La mention finale d’un texte emprunté à David Rousset vient valider pleinement le recours à l’imagerie sportive dont les camps figurent cyniquement la parodie : « La structure des camps de répression est commandée par deux orientations fondamentales : pas de travail, du « sport », une dérision de nourriture. » (L’Univers concentrationnaire). Et l’on pourrait de ce fait détailler à l’envi la chronique de W à partir de ce seul parti-pris métaphorique, assimilant institution sportive et État totalitaire, ainsi par exemple l’incipit du chapitre XXII constate que « Les lois du Sport sont des lois dures et la vie W les aggrave encore. » (147, ibid.). De même la référence à Leni Riefenstahl se veut explicite lorsqu’il est précisé que les dirigeants de W « aiment que leurs vainqueurs soient les Dieux du Stade. » (161, ibid.). En fait, « L’ Athlète W n’a guère de pouvoirs sur sa vie. » (incipit du chapitre XXXVI) ; la confiscation de toute marque d’identité ou de singularité demeure ainsi garante d’une déshumanisation programmée.

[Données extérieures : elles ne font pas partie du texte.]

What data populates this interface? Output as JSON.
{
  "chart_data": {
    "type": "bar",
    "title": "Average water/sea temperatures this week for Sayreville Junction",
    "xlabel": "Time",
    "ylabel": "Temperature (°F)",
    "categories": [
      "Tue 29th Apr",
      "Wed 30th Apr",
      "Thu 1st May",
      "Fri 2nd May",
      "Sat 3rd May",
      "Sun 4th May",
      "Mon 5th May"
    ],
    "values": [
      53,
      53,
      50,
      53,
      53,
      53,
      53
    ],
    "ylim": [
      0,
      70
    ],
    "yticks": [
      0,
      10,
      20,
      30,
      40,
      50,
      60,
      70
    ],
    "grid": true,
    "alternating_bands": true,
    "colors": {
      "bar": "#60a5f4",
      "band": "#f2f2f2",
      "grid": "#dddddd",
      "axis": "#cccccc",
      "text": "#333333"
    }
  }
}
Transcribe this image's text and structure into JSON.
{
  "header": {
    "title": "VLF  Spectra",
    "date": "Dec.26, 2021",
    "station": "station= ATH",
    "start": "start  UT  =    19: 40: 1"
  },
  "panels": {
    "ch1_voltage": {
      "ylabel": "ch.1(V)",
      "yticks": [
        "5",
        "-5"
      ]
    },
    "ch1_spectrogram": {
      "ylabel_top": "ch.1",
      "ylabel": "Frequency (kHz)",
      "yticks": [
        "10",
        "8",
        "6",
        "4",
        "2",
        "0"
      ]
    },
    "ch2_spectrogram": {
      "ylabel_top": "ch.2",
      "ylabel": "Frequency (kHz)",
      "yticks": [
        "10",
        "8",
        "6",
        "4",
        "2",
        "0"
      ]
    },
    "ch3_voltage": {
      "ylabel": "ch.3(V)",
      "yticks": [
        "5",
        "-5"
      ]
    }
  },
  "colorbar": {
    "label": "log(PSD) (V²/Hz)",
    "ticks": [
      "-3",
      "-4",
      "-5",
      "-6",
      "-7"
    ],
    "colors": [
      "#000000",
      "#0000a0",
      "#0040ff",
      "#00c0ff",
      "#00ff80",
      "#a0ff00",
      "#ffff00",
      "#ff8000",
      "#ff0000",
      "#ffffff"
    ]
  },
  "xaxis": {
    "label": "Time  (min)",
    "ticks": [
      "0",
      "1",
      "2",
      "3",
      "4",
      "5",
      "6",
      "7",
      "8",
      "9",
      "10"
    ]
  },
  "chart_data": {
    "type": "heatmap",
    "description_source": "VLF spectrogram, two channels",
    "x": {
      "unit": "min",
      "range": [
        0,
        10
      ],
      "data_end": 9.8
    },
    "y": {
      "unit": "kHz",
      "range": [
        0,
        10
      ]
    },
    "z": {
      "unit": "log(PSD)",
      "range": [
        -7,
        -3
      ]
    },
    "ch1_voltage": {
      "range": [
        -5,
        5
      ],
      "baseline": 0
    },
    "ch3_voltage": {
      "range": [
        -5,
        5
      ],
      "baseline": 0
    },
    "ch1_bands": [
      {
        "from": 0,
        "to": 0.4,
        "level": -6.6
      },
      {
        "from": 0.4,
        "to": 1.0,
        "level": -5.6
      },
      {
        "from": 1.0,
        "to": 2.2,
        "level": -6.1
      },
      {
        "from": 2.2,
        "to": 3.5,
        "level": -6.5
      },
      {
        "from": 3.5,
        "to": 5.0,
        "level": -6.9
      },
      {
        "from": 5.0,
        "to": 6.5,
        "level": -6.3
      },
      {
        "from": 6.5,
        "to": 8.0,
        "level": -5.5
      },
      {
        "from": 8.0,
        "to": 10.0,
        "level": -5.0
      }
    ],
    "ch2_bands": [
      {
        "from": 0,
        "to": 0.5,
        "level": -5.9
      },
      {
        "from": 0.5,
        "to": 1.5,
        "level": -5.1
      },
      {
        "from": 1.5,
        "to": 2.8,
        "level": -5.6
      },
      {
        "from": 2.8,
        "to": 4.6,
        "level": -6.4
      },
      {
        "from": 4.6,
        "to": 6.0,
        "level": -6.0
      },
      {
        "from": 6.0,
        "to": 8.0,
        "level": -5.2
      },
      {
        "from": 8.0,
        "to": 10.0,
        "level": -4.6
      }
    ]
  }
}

III/ Rester caché / être découvert : le Fort-Da du petit Ernst

La dépossession des victimes, tant à W que dans les camps, peut frapper d’impuissance celui qui cherche à les tirer de l’anonymat, du néant ou de l’oubli, d’autant qu’en orphelin attelé à cette tâche l’enfant, puis l’adulte que devient G. Perec est inextricablement confronté au vertige d’un silence longtemps cru insurmontable : « … je ne retrouverai jamais , dans mon ressassement même, que l’ultime reflet d’une parole absente à l’écriture, le scandale de leur silence et de mon silence. » (63, ibid.). Dans la dureté des mots se joue l’expérience d’un double naufrage, à la fois personnel et littéraire : sans doute l’écrivain a-t-il tenté, dans la figure proliférante de W, d’élaborer le biais, non pas des impossibles réparations, mais plutôt la voie oblique dont P. Lejeune a exploré le cours : c’est que dans la globalité désormais solidaire de W, G. Perec s’est essayé à reconstruire l’unité d’un moi que ne hante plus le dilemme de l’enfant « qui ne sait pas ce qu’il craint ou désire le plus : rester caché, être découvert. » (18, ibid.). De cette ambivalence se nourrissait déjà le fort-da freudien du petit Ernst, petit-fils de Freud dont le comportement ludique est analysé dans « Au-delà du principe de réalité » : d’une bobine reliée à un fil le jeune enfant jouit de la disparition a priori frustrante d’objets qu’il dissémine au loin (fort, c’est parti…) mais qu’il sait pouvoir rattraper à volonté (da, ça reste là , tout près/prêt…). W ou le fil qui (vous) embobine …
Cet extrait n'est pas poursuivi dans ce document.